More than a treacle dream

As you descend the creaky stairs into the depths of the Yale Cabaret, you are unavoidably overwhelmed with brown. The floor, the walls, the table, the chairs — all devoid of color, all brown. The walls are papered in drawings of manatees and mermaids and math problems. All created with demure earth tones. But just as the monotony of the stage sets in, a tweed-attired mouse strikes up a lively tune on his piano, and it becomes clear that “The Three Sisters, or The Dormouse’s Tale” will be anything but boring.

Directed by Chris Mirto DRA ’10, and cowritten by Mirto and Brian Valencia DRA ’10, the quirky musical masterpiece is loosely based on “The Three Sisters,” by Anton Chekhov, and “Alice’s Adventures in Wonderland,” by Lewis Carroll. The play follows three sisters who live at the bottom of a treacle-floored well. Unable to stand the sight of his daughters after the death of his wife (“We have her eyes, ears, nose, elbows,” the actresses croon), their father left them in the well 11 years ago. But amid the campy ’40s-esque humor and amusing songs, the whimsical play also serves as a cautionary tale of inaction and unfulfilled dreams.

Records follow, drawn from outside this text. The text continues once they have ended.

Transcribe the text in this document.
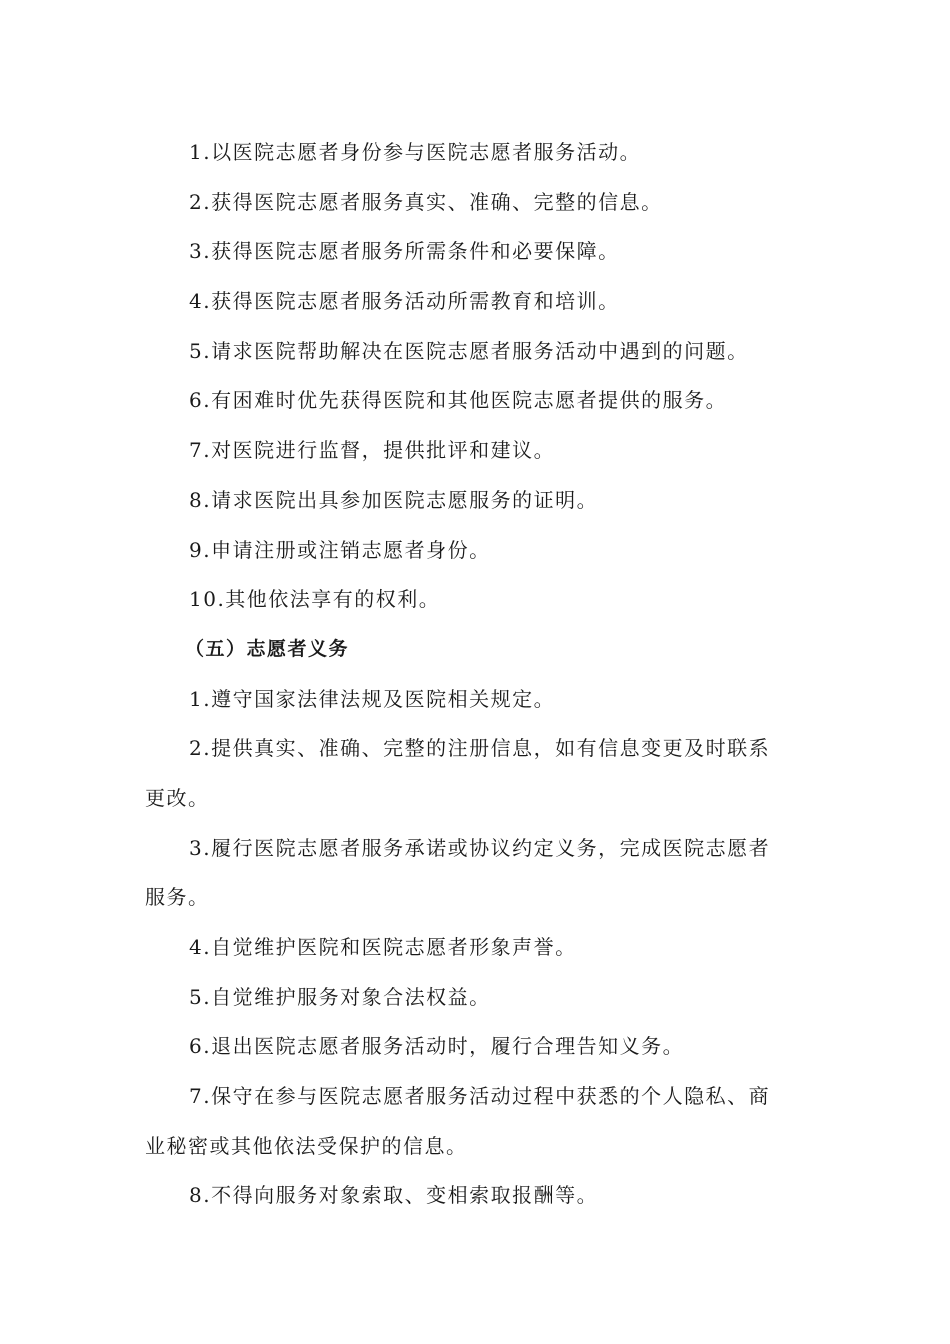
1.以医院志愿者身份参与医院志愿者服务活动。
2.获得医院志愿者服务真实、准确、完整的信息。
3.获得医院志愿者服务所需条件和必要保障。
4.获得医院志愿者服务活动所需教育和培训。
5.请求医院帮助解决在医院志愿者服务活动中遇到的问题。
6.有困难时优先获得医院和其他医院志愿者提供的服务。
7.对医院进行监督，提供批评和建议。
8.请求医院出具参加医院志愿服务的证明。
9.申请注册或注销志愿者身份。
10.其他依法享有的权利。
（五）志愿者义务
1.遵守国家法律法规及医院相关规定。
2.提供真实、准确、完整的注册信息，如有信息变更及时联系
更改。
3.履行医院志愿者服务承诺或协议约定义务，完成医院志愿者
服务。
4.自觉维护医院和医院志愿者形象声誉。
5.自觉维护服务对象合法权益。
6.退出医院志愿者服务活动时，履行合理告知义务。
7.保守在参与医院志愿者服务活动过程中获悉的个人隐私、商
业秘密或其他依法受保护的信息。
8.不得向服务对象索取、变相索取报酬等。
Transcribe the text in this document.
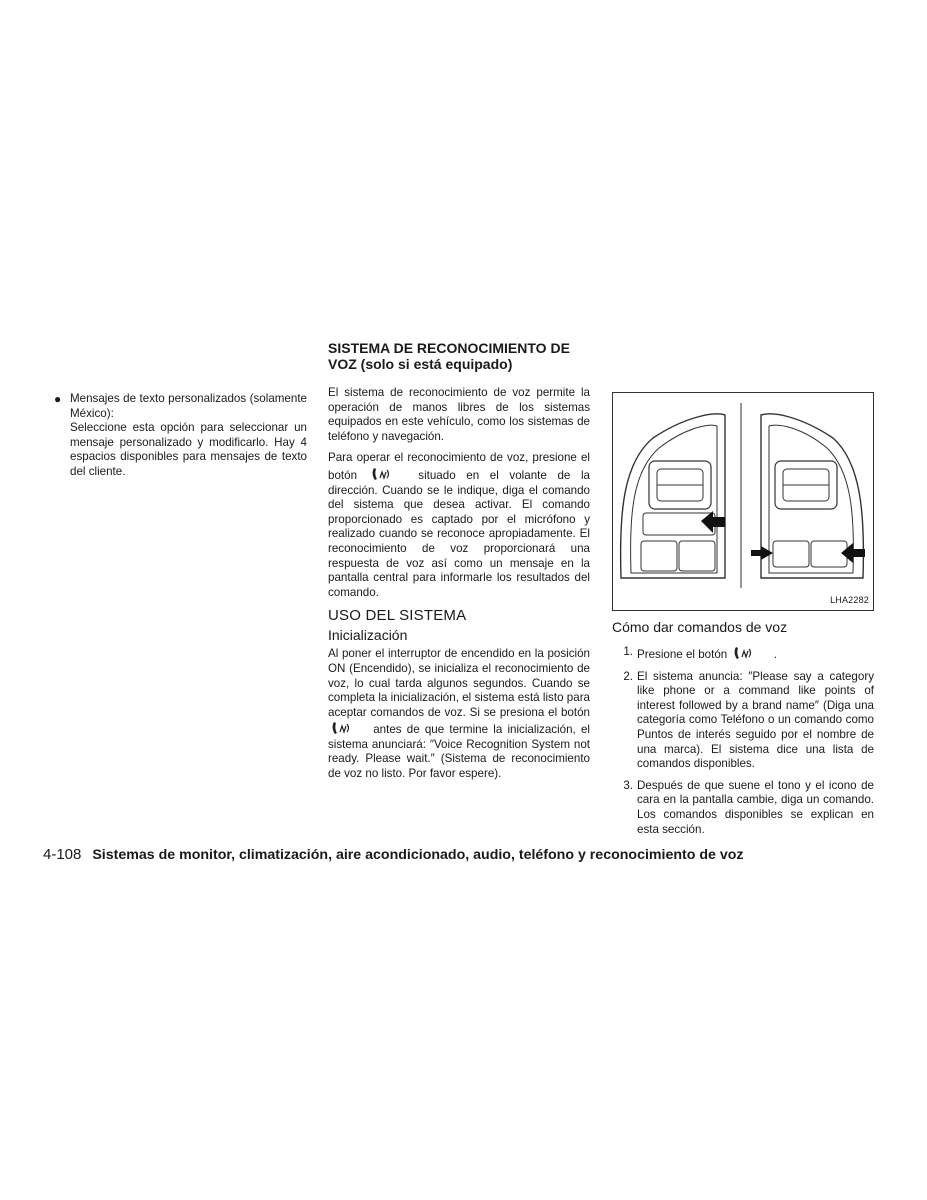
● Mensajes de texto personalizados (solamente México):
Seleccione esta opción para seleccionar un mensaje personalizado y modificarlo. Hay 4 espacios disponibles para mensajes de texto del cliente.
SISTEMA DE RECONOCIMIENTO DE VOZ (solo si está equipado)

El sistema de reconocimiento de voz permite la operación de manos libres de los sistemas equipados en este vehículo, como los sistemas de teléfono y navegación.

Para operar el reconocimiento de voz, presione el botón	situado en el volante de la dirección. Cuando se le indique, diga el comando del sistema que desea activar. El comando proporcionado es captado por el micrófono y realizado cuando se reconoce apropiadamente. El reconocimiento de voz proporcionará una respuesta de voz así como un mensaje en la pantalla central para informarle los resultados del comando.

USO DEL SISTEMA
Inicialización

Al poner el interruptor de encendido en la posición ON (Encendido), se inicializa el reconocimiento de voz, lo cual tarda algunos segundos. Cuando se completa la inicialización, el sistema está listo para aceptar comandos de voz. Si se presiona el botón  antes de que termine la inicialización, el sistema anunciará: ″Voice Recognition System not ready. Please wait.″ (Sistema de reconocimiento de voz no listo. Por favor espere).

LHA2282
Cómo dar comandos de voz
1. Presione el botón	.
2. El sistema anuncia: ″Please say a category like phone or a command like points of interest followed by a brand name″ (Diga una categoría como Teléfono o un comando como Puntos de interés seguido por el nombre de una marca). El sistema dice una lista de comandos disponibles.
3. Después de que suene el tono y el icono de cara en la pantalla cambie, diga un comando. Los comandos disponibles se explican en esta sección.
4-108 Sistemas de monitor, climatización, aire acondicionado, audio, teléfono y reconocimiento de voz
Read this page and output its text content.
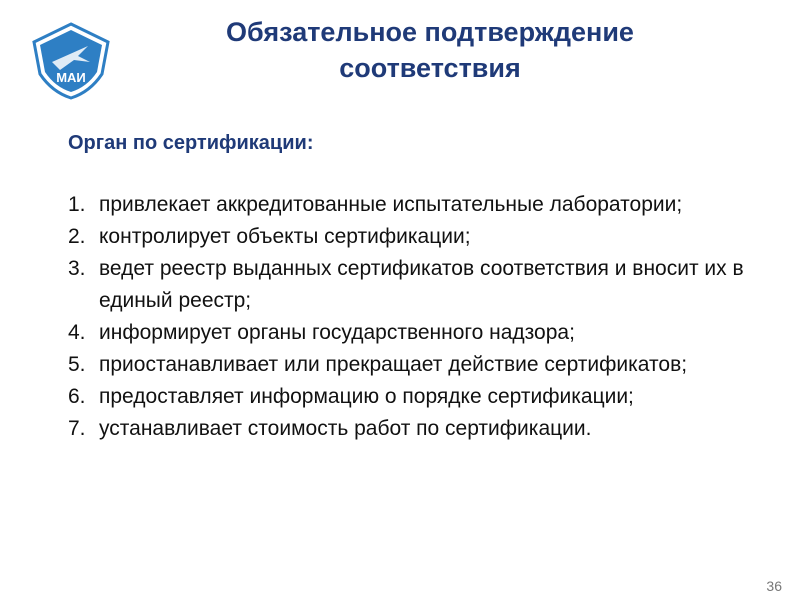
МАИ
Обязательное подтверждение
соответствия
Орган по сертификации:
1. привлекает аккредитованные испытательные лаборатории;
2. контролирует объекты сертификации;
3. ведет реестр выданных сертификатов соответствия и вносит их в единый реестр;
4. информирует органы государственного надзора;
5. приостанавливает или прекращает действие сертификатов;
6. предоставляет информацию о порядке сертификации;
7. устанавливает стоимость работ по сертификации.
36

Narrated by a charming piano-playing dormouse (portrayed by Valencia, who also composed the music and wrote the lyrics for the performance), the musical soon reveals that the girls are unsatisfied with their monotonous lives in the well. Olga, the schoolmarmish elder sister played by Adria Vitlar DRA ’09, is beginning to feel her life pass her by. As she sings “life in a well’s not life,” the oldest girl longs for a relationship — and in a musical number about alter egos, she has a hilarious turn as a Russian sex machine named Natasha, lifting her long modest skirt to reveal a leather garter. Rachel Spencer DRA ’10 shines as the middle sister, charismatic Masha, a high-energy jokester. “You must be dead tired!” she exclaims to a deceased seagull that falls into the girls’ well/living room during a song in which she plays both herself and the lifeless bird. Irina, the youngest sister, is played by Aja Naomi King DRA ’10. As a youthful girl who wishes she could be the Queen of Hearts, King excellently captures the essence of the sheltered teenager.

Mirto and Valencia seamlessly infuse the ingenious works of Chekhov and Carroll into the musical. Like the characters in “The Mad Hatter’s Tea Party,” the three sisters are privy to the “curse of the ‘m.’” The clever dormouse explains how they spend their days drawing, but no matter what they intend to create, the pictures always end up starting with the letter ‘m.’ While the “Alice in Wonderland” elements certainly add heart to the story, the Chekhovian influences add the depth. Like the three sisters in the original play, Olga, Masha and Irina yearn to return home. In a standout moment of the musical, King demonstrates her enormous voice as the youngest sister pleads for escape from the dull brown of the well. “Teach me to live! Teach me to love!” she bellows, and the play moves into the profound. Yet the dormouse soon reveals that while Irina thinks these ideas she does not speak them. As the play closes, the three sisters are exactly where they started: discontent in their treacle well, but unwilling to change. The lights slowly fade over the stage with the dormouse reminding the audience that the girls “ended their day no better than they began. They almost learned something. Again.”

“The Three Sisters, or The Dormouse’s Tale” is the third collaboration for Mirto and Valencia, and the pair’s first original project. The fanciful musical comedy is a fantastic debut for the two students. It will run Friday and Saturday at 8 p.m. and 11 p.m.